4. Feature Store & Workflows (optional)

Feast (opt-in)

Use only if multiple models reuse temporal/tabular features (e.g., telemetry, map joins). Offline: S3/Parquet + Glue/Athena; Online: DynamoDB/Redis. Avoids premature complexity for primarily deep CV models.

5. Foundations (DevOps & Code Mgmt)

GitHub + trunk-based flow

Simple, fast releases; short-lived branches.

CI/CD: GitHub Actions

Build/test Docker, run unit/integration tests, push images to ECR, deploy via IaC—fully as code.

IaC: Terraform

Reproducible AWS infra (EKS/ECS, VPC, S3, IAM, ECR, RDS/OpenSearch, etc.).

Quality: pytest, hypothesis, mypy, black, isort, pre-commit

Enforces correctness and style; catches regressions early.

Secrets: AWS Secrets Manager / Parameter Store

Centralized, rotated secrets with IAM.

6. CI/Training/Deployment Orchestration

Airflow (DAGs)

Orchestrates E2E loops: ingest → curate → label → train → evaluate → register → deploy; robust retries, backfills, SLAs.

Training backends: EKS + GPU nodes / SageMaker Training / AWS Batch

Flexibility: EKS for custom containers & Triton eval; SageMaker for managed distributed training; Batch for large offline inference/ETL. Choose per workload.

Data/Model tests: Great Expectations, pytest-style model tests

Data contracts + schema checks; model acceptance gates (latency/size/metrics).

7. Model Registry & Versioning

W&B Model Registry + Artifacts

Semantic versions, stage transitions (Staging/Prod), lineage to code, data, metrics; approvals built into PRs.

ECR (containers), S3 (model bundles)

Immutable containers; decouples model package from runner; S3 for heavyweight bundles.

8. Deployment & Serving

NVIDIA Triton Inference Server on EKS

High-throughput batch/offline eval and online GPU serving; model ensembles; dynamic batching for CV.

TorchServe (alt) / FastAPI microservices

Simple CPU/GPU services for lighter models or tools; FastAPI for control/metadata APIs.

Traffic mgmt: ALB + EKS, Argo Rollouts (canary/shadow)

Safe releases; canary by slice (scene type, geography), shadow for offline eval.

9. Monitoring (ML/Data/System)

W&B dashboards & alerts

Live experiment/inference metrics, slices, drift views; team reports.

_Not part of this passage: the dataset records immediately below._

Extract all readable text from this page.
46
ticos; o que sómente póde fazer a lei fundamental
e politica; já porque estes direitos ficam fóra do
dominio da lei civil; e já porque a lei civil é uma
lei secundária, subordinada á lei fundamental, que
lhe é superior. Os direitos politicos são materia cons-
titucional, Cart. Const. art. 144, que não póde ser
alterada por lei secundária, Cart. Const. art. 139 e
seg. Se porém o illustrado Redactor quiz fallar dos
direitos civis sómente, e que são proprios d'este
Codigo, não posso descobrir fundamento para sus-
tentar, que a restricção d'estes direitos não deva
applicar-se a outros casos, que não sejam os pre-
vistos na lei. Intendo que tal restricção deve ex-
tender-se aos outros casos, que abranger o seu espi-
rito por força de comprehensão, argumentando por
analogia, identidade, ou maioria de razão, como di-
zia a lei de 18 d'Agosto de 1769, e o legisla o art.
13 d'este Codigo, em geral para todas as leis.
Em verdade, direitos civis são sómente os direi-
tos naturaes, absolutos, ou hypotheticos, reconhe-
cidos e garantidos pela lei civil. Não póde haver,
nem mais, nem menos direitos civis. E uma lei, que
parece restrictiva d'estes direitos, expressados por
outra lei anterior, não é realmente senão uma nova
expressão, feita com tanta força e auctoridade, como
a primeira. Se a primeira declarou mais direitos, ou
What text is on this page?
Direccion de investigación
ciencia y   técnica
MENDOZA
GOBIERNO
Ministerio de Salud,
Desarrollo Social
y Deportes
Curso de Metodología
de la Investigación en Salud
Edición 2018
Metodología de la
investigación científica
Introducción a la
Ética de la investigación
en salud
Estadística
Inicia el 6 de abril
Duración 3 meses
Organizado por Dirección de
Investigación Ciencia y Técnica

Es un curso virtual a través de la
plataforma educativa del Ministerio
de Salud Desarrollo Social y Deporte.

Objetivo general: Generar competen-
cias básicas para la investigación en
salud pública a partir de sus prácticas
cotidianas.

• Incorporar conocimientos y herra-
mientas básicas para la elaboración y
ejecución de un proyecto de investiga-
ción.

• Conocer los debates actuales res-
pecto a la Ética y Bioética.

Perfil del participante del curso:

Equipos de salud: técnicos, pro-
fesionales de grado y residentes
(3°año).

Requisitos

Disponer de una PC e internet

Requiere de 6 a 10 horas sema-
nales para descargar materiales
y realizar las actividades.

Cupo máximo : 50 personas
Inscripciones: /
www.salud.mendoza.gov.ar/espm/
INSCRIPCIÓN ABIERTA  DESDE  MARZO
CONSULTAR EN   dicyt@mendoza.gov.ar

Evidently (drift), custom monitors

Feature/output drift, PSI/KS tests; triggers for retraining tickets/DAGs.

CloudWatch + Prometheus/Grafana, OpenTelemetry

Infra/app telemetry, golden signals (latency p50/p95/p99, QPS, error rates), trace sampling.

Alerting: SNS/PagerDuty

On-call routing with severity and runbooks.

10. Metadata Store

W&B (run/param/artifact lineage)

Central ML metadata without extra infra; links code↔data↔model.

Glue Data Catalog + DynamoDB (scene index) + OpenSearch (text/vector search)

Hybrid metadata for scenario mining: structured queries, free-text, and similarity search for “find more like this” clips.

12. Overarching: Build vs Buy

AWS-first + best-of-breed OSS (Airflow, Feast, DVC) + W&B

Managed where it matters (security, scale), OSS where flexible; minimizes platform tax while keeping velocity. Skills focus: PyTorch, K8s, Terraform, Airflow, W&B.